Can Regulating Large Satellite Constellations as Monopolies Improve Sustainability Standards While Providing Effective and Equitable Internet Access?
Keywords:Space Sustainability, Space Policy, Space Business, Space Debris
Large satellite constellations (LSC) in Low Earth Orbit (LEO) provide the means to deliver internet to previously underserved populations. The LSC’s economic potential combined with a growing demand for internet access has led to multiple companies pledging their own internet LSCs in hopes of capitalizing on this need. This, in addition to growing interest in LEO, risks destabilizing the LEO environment if not regulated properly.

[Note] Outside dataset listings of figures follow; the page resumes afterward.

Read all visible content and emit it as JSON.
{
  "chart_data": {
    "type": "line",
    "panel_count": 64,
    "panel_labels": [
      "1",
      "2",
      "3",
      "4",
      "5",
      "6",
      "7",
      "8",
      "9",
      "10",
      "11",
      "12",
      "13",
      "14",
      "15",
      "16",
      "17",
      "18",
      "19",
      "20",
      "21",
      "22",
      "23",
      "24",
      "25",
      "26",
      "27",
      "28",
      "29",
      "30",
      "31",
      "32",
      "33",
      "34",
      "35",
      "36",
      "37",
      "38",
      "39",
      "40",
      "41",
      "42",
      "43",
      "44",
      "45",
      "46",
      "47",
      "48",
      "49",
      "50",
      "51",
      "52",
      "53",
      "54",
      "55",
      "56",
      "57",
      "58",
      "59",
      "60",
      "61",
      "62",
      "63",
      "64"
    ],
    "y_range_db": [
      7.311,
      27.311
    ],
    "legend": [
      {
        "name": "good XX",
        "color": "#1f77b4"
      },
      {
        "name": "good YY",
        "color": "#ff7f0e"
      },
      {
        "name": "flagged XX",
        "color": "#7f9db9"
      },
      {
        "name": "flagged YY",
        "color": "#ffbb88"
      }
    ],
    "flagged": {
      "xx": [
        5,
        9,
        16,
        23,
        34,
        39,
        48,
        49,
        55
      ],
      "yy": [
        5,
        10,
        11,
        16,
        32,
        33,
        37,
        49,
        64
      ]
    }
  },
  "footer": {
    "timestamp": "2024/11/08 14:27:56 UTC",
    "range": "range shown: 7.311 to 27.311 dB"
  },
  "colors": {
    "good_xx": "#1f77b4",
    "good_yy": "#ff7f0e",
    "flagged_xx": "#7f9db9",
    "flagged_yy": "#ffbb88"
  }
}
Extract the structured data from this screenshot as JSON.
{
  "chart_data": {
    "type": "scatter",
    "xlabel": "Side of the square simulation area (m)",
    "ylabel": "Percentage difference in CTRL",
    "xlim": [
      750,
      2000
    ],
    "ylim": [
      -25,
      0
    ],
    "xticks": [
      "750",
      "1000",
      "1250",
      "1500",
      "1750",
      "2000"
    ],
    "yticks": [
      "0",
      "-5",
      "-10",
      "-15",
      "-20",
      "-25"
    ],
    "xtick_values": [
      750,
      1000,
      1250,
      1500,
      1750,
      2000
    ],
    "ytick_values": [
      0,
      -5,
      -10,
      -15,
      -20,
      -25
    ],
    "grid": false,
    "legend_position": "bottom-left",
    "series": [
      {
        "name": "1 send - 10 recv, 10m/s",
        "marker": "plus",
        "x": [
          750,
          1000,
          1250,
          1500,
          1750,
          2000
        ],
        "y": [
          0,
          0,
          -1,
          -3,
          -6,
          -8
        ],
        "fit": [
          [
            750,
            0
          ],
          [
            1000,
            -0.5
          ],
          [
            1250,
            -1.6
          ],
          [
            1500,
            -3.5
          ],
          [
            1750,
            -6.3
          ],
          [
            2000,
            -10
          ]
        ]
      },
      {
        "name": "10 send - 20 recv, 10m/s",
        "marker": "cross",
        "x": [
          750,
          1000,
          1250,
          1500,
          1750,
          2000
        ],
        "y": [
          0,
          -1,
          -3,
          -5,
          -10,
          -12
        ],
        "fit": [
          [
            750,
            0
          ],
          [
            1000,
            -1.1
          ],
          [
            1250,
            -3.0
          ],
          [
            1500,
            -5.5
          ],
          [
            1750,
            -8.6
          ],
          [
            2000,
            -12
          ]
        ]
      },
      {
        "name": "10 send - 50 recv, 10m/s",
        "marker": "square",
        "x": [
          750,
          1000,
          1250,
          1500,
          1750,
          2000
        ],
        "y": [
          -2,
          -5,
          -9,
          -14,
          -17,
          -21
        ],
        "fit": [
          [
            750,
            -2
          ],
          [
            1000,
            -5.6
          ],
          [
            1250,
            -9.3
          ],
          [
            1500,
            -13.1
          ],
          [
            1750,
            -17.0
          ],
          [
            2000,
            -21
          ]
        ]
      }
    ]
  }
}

The current U.S. Orbital Debris Standard Mitigation Practices (USODSMP) are woefully outdated and only sporadically followed by operators. Furthermore, there are no licensing regulations for other key sustainability requirements, such as propulsion and tracking. Accelerated growth of internet LSCs without proper regulation will lead to an unsafe and unsustainable LEO environment. There needs to be a change in how governments regulate private and public LSCs, in particular those providing internet telecommunications. Internet LSCs are the fastest growing population in LEO, often directly competing for orbits and broadband frequencies.
In this thesis I investigate whether the U.S. could apply aspects of terrestrial utility infrastructure to better regulate satellite internet. In particular, I question whether the U.S. government could regulate internet LSCs as monopolies. Such regulatory control would allow the U.S. to better enforce and revise sustainability regulations and ensure fair access to internet services. Viewing internet as a utility, as a necessity of modern life to which all citizens deserve access, this thesis proposes the U.S. license a single internet LSC from within its borders. I explored two potential regulatory approaches: one based on the U.S.’s public utility system and one based on European internet infrastructure. I then presented these approaches to five experts in the field of space sustainability and solicited their feedback. From these results, I determined that both of my regulatory approaches are not feasible in their current forms within the U.S.; however, both approaches produce potential partial applications and variations of their initial design that may find traction. This thesis concludes that adopting an interoperability framework in LEO would allow for precise and targeted sustainability, technology, and capacity standards for each orbital corridor, empower regulatory bodies to enforce these standards, and preserve competition among Commerical Satellite Operators (CSOs). Finally, a government internet LSC competing against commercial internet LSCs, akin to terrestrial municipal internet, would demonstrate technological feasibility, satisfy equity requirements, and provide a baseline LSC for CSOs to compete against.